Das Argument des Pro-Brexit-Lagers, dass London im Kreise der Finanzminister angesichts der Euro-Übermacht nicht mehr viel zu sagen habe, weist Dijsselbloem zurück. Niemals seien die Euro-Länder in seiner Amtszeit als Block aufgetreten und hätten die anderen vor vollendete Tatsachen gestellt. Nur einmal wurde Großbritannien geschlossen überstimmt, damals ging es um Boni für Bank-Manager. Dijsselbloem würde sich jedenfalls ein Großbritannien in der EU wünschen, das sich "nicht zurücklehnt", sondern eine Führungsrolle in wirtschafts- und finanzpolitischen Fragen übernimmt - auch beim umstrittenen Freihandelsabkommen TTIP.

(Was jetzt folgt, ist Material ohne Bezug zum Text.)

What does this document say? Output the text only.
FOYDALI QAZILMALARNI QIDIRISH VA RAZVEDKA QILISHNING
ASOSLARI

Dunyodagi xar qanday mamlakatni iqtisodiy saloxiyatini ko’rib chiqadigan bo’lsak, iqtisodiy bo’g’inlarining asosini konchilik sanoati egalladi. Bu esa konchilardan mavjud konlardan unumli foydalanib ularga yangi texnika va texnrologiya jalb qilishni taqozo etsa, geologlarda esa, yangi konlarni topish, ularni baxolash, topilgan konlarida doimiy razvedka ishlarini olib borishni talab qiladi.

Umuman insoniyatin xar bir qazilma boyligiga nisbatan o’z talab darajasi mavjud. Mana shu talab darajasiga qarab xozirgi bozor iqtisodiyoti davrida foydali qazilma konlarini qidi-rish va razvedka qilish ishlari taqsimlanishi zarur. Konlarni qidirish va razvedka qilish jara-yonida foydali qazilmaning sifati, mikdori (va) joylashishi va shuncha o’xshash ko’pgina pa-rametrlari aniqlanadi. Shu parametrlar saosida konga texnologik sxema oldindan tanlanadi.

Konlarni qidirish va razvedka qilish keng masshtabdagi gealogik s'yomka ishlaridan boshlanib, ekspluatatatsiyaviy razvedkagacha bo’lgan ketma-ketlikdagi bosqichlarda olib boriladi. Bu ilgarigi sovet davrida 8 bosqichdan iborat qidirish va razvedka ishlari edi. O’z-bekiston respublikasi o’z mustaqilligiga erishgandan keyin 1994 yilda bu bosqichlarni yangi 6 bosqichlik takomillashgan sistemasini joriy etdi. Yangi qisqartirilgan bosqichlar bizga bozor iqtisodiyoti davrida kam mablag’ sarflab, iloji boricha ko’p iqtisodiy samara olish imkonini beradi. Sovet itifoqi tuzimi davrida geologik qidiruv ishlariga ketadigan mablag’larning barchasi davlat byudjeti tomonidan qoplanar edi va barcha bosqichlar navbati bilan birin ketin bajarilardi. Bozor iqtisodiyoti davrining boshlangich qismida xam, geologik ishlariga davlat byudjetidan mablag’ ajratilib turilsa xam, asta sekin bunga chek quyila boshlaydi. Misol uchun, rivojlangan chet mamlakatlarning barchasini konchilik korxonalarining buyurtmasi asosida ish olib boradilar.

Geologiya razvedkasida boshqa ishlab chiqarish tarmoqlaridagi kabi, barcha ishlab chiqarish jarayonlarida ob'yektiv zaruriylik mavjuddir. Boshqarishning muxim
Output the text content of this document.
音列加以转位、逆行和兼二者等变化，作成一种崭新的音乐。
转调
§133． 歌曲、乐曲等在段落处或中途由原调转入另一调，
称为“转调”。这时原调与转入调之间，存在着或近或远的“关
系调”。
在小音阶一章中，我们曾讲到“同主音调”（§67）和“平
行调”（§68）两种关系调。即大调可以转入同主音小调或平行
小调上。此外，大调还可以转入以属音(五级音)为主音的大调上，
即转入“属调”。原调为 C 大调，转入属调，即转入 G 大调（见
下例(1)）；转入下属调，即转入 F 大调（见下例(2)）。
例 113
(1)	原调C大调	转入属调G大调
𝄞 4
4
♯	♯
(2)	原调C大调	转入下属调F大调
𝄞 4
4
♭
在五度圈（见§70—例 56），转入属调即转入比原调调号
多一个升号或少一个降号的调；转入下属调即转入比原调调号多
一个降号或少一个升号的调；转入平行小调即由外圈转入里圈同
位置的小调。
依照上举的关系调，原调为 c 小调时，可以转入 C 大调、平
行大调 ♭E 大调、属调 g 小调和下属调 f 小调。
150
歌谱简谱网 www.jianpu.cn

Eine Debatte über die Vertiefung der Wirtschafts- und Währungsunion wird es wohl erst nach den Wahlen in Frankreich und Deutschland 2017 geben. "Von François Hollande sind keine Initiativen mehr zu erwarten," sagt ein europäischer Diplomat. Erst wenn in Paris und Berlin zwei überzeugte Europäer an der Spitzen stünden, könnte es einen Schub geben. "Dieser Schub muss von Deutschland und Frankreich kommen, vielleicht auch erst nur bilateral", sagt der Diplomat. "Mit 28 Staaten geht das nicht." Mit 27 sicher auch nicht.